“Methane yield is an important parameter for biogas upgrading projects”
Mr. Abhijit Rajguru – DGM Marketing & Business Development, Clarke Energy
Methane is the second largest contributor to global warming after CO2. It is important to note that methane is a short-lived greenhouse gas with an atmospheric residence time of around twelve years. Methane, however, has far greater heat trapping capacity than CO2. In 20 years, methane can trap 80 times as much heat as CO2. Over a 100-year time frame, methane is 25 times as potent as CO2.
Methane is produced both naturally and through human activities. In nature, methane is produced when organic materials decay in a low- or no-oxygen environment. Today, less than half of methane emissions are from natural sources. Human emissions of methane do have an impact on its concentration in the atmosphere, contributing to global warming.

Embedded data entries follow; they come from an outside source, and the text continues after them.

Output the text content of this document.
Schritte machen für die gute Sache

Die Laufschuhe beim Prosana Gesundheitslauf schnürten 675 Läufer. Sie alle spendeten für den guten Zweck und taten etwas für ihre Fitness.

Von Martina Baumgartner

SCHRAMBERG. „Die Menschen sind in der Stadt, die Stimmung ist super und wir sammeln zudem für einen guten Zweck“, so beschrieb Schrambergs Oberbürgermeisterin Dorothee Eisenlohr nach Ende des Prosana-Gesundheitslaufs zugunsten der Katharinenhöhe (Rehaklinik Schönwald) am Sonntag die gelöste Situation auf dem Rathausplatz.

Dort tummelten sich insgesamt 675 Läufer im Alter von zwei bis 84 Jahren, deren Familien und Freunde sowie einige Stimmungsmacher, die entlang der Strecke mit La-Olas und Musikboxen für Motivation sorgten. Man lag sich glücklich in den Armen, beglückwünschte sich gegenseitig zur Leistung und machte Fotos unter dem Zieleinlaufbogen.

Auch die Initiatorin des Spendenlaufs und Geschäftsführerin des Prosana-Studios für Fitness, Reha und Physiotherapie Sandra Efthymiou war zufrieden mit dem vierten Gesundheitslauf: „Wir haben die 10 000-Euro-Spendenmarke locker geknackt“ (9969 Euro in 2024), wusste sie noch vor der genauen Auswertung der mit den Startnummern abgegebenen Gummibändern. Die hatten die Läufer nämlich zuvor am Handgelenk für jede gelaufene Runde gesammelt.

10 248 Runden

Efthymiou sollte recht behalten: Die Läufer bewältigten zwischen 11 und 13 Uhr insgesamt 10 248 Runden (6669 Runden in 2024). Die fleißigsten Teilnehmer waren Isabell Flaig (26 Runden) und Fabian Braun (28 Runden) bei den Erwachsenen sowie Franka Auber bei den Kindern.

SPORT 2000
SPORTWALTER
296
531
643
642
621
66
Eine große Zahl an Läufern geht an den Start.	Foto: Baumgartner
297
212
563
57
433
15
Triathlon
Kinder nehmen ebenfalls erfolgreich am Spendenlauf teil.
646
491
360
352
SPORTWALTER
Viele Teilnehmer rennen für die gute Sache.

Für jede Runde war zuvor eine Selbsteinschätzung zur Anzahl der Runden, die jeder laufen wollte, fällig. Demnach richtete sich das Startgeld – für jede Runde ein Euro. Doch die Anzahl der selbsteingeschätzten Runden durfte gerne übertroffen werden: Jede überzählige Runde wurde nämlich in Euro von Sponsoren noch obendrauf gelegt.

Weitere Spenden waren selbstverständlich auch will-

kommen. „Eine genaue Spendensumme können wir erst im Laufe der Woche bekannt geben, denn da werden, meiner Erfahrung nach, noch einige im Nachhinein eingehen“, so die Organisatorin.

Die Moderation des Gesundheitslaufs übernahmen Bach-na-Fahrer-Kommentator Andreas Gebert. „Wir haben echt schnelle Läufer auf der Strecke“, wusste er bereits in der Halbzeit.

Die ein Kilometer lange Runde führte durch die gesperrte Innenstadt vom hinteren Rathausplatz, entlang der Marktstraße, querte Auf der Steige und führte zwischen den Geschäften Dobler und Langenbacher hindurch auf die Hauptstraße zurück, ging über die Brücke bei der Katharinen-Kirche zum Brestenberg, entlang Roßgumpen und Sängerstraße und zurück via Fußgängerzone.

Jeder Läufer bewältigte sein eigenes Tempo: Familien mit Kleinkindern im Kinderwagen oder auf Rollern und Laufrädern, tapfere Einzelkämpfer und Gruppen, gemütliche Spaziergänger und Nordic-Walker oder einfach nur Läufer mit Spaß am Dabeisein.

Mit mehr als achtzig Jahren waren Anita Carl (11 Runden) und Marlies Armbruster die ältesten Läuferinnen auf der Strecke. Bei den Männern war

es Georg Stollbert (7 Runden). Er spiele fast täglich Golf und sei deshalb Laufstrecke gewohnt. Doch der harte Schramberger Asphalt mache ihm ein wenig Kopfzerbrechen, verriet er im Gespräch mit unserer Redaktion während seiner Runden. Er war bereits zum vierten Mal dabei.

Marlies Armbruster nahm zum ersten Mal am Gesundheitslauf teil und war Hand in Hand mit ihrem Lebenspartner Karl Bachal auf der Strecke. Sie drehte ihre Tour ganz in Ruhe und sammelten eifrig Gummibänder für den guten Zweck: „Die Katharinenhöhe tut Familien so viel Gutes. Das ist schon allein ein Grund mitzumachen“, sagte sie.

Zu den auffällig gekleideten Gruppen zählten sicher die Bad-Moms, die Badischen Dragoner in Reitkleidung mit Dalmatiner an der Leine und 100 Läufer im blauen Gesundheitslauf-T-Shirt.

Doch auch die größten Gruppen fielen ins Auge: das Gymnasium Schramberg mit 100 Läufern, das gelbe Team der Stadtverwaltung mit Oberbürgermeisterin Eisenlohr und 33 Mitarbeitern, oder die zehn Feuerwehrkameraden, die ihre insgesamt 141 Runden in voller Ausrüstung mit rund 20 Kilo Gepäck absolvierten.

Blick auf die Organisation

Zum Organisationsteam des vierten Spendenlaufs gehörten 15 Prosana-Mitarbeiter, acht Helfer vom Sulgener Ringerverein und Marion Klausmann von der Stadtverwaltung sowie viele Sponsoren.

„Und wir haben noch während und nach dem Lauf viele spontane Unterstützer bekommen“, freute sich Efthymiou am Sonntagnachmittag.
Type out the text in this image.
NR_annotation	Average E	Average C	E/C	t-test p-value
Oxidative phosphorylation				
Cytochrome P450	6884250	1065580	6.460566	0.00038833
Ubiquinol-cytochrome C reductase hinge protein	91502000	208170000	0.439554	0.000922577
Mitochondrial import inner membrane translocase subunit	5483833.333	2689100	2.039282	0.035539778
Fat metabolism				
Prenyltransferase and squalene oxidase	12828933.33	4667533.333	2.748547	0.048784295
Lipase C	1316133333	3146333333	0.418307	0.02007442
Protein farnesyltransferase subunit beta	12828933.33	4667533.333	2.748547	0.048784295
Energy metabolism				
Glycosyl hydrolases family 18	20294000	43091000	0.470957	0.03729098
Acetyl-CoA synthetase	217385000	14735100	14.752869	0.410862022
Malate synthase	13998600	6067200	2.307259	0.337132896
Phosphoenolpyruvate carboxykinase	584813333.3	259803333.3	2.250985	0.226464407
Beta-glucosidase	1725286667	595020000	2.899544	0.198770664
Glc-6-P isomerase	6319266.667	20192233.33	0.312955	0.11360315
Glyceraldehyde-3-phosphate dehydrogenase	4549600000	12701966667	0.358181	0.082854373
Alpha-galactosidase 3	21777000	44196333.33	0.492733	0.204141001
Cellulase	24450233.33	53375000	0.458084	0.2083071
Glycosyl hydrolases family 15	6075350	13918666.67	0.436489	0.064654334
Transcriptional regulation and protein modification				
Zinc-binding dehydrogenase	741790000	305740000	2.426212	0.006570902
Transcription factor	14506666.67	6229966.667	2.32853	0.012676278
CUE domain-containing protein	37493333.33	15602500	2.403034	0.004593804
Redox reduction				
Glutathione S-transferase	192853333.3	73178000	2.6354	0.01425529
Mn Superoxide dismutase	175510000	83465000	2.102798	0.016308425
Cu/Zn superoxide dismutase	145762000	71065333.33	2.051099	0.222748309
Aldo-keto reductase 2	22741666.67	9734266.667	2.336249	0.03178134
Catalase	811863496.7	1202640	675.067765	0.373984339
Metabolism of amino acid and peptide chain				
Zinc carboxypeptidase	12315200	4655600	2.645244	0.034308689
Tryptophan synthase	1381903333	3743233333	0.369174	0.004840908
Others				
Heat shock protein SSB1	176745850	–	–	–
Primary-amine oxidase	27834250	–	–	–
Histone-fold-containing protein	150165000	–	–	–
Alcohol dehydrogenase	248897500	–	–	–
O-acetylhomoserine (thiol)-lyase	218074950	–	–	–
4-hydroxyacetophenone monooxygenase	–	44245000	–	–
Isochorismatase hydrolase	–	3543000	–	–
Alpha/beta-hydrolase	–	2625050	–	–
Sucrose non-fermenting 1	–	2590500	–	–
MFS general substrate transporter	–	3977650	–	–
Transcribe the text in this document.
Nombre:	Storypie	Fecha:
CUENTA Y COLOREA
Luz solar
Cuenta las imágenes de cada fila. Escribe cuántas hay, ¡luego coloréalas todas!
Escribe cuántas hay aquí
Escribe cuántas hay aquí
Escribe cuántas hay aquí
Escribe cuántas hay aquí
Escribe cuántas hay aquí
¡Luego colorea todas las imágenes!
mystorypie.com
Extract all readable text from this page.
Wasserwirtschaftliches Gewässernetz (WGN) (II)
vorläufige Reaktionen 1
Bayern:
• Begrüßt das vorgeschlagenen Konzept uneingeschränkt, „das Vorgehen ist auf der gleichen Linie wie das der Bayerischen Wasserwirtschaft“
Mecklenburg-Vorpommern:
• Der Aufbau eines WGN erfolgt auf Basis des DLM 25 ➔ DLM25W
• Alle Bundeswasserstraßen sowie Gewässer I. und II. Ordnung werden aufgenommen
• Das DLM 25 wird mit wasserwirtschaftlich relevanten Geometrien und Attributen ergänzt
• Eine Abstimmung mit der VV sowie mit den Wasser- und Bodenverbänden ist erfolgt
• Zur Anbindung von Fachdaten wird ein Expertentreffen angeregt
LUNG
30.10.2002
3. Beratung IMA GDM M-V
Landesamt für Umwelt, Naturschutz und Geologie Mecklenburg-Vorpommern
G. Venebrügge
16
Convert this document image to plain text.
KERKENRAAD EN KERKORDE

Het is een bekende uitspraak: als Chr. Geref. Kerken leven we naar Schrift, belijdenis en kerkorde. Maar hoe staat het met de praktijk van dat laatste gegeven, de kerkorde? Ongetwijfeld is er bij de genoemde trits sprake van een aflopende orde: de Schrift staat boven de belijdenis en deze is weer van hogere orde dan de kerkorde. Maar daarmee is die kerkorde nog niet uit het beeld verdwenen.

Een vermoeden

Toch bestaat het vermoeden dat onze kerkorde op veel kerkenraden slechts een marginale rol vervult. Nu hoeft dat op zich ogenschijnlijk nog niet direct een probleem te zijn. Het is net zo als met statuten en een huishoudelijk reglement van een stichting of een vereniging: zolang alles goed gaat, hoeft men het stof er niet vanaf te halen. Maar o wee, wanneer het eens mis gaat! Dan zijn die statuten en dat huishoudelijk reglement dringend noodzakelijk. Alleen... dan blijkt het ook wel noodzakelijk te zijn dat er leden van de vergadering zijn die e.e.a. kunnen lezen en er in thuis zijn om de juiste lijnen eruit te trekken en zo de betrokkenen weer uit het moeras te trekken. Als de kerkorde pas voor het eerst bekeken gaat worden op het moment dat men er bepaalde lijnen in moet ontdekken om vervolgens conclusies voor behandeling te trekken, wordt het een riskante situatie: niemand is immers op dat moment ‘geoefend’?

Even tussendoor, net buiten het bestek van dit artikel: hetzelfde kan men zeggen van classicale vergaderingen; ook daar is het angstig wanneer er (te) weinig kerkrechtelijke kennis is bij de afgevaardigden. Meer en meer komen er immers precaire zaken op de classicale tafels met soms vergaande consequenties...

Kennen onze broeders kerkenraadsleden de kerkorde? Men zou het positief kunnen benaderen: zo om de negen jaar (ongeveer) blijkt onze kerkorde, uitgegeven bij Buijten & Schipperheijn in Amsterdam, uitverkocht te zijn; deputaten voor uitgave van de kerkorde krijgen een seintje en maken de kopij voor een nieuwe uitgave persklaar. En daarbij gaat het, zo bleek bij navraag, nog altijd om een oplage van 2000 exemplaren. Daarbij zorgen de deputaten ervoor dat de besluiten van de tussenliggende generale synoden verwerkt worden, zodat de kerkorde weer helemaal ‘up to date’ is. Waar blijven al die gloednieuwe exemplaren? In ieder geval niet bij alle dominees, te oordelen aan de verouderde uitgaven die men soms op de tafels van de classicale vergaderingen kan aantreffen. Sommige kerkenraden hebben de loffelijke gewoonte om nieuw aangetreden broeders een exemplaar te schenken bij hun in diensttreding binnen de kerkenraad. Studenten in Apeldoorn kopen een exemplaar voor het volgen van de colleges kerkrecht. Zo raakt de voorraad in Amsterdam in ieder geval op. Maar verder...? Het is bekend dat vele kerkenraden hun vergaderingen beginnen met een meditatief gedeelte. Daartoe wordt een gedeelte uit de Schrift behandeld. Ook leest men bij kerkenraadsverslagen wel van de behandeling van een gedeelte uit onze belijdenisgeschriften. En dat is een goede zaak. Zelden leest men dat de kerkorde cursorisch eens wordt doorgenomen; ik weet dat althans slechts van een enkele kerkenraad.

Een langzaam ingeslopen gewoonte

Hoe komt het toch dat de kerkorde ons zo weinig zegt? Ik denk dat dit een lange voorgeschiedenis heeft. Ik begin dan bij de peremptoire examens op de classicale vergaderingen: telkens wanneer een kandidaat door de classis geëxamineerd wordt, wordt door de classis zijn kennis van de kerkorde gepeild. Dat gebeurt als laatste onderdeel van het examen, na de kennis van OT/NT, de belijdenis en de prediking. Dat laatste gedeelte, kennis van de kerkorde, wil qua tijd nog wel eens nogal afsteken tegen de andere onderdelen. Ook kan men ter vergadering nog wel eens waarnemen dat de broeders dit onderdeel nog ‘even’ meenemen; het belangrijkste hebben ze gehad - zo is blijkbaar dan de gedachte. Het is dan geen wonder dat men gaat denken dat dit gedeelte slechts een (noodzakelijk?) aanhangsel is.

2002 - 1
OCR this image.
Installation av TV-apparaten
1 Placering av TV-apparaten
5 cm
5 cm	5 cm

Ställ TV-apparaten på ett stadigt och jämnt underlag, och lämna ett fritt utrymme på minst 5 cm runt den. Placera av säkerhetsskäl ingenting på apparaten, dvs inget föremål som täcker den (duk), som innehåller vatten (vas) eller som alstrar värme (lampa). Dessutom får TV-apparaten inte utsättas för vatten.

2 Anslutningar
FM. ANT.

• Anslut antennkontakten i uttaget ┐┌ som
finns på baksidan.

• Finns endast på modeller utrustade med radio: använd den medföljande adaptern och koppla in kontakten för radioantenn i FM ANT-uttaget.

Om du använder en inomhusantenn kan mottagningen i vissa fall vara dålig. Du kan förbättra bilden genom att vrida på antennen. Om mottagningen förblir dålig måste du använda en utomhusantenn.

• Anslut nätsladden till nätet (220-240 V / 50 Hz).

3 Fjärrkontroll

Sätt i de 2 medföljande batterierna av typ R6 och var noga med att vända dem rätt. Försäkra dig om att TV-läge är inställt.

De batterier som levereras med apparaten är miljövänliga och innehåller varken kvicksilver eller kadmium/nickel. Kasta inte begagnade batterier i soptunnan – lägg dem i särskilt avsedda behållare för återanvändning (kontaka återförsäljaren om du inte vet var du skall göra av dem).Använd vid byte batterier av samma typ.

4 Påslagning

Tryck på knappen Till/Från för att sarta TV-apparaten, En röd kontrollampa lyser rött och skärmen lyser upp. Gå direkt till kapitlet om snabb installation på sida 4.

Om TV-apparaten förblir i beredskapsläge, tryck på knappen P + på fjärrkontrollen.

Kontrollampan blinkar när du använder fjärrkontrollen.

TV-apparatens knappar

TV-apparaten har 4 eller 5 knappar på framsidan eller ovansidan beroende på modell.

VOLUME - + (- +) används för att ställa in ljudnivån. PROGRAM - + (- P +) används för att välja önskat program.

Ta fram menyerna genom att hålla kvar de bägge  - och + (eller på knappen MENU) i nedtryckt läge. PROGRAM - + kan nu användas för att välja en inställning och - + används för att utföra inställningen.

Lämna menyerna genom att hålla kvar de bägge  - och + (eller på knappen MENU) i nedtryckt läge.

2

In India, there are multiple initiatives underway with the intent of reducing methane in different sectors. The Galvanising Organic Bio-Agro Resources (Gobar-Dhan) scheme, and the New National Biogas and Organic Manure Programme, provide incentives to farmers for cattle waste recovery, used in the production of bio-energy. Also, waste to energy (WTE) plants that will generate biogas/biomethane or BioCNG from agricultural, urban, industrial, and municipal solid waste, etc, that will indirectly reduce methane emissions.
To support this cause effectively, we must focus not only on methane purity but also on methane yield in biogas upgrading projects. It is crucial to address methane emissions from various sources within biogas production facilities. These sources include leakages at valves, pipe connections, biogas upgrading facilities, combined heat and power plants, open or non-gastight covered digestate storage tanks, and during digestate spreading. Standards should therefore clearly specify both methane yield or recovery and methane purity.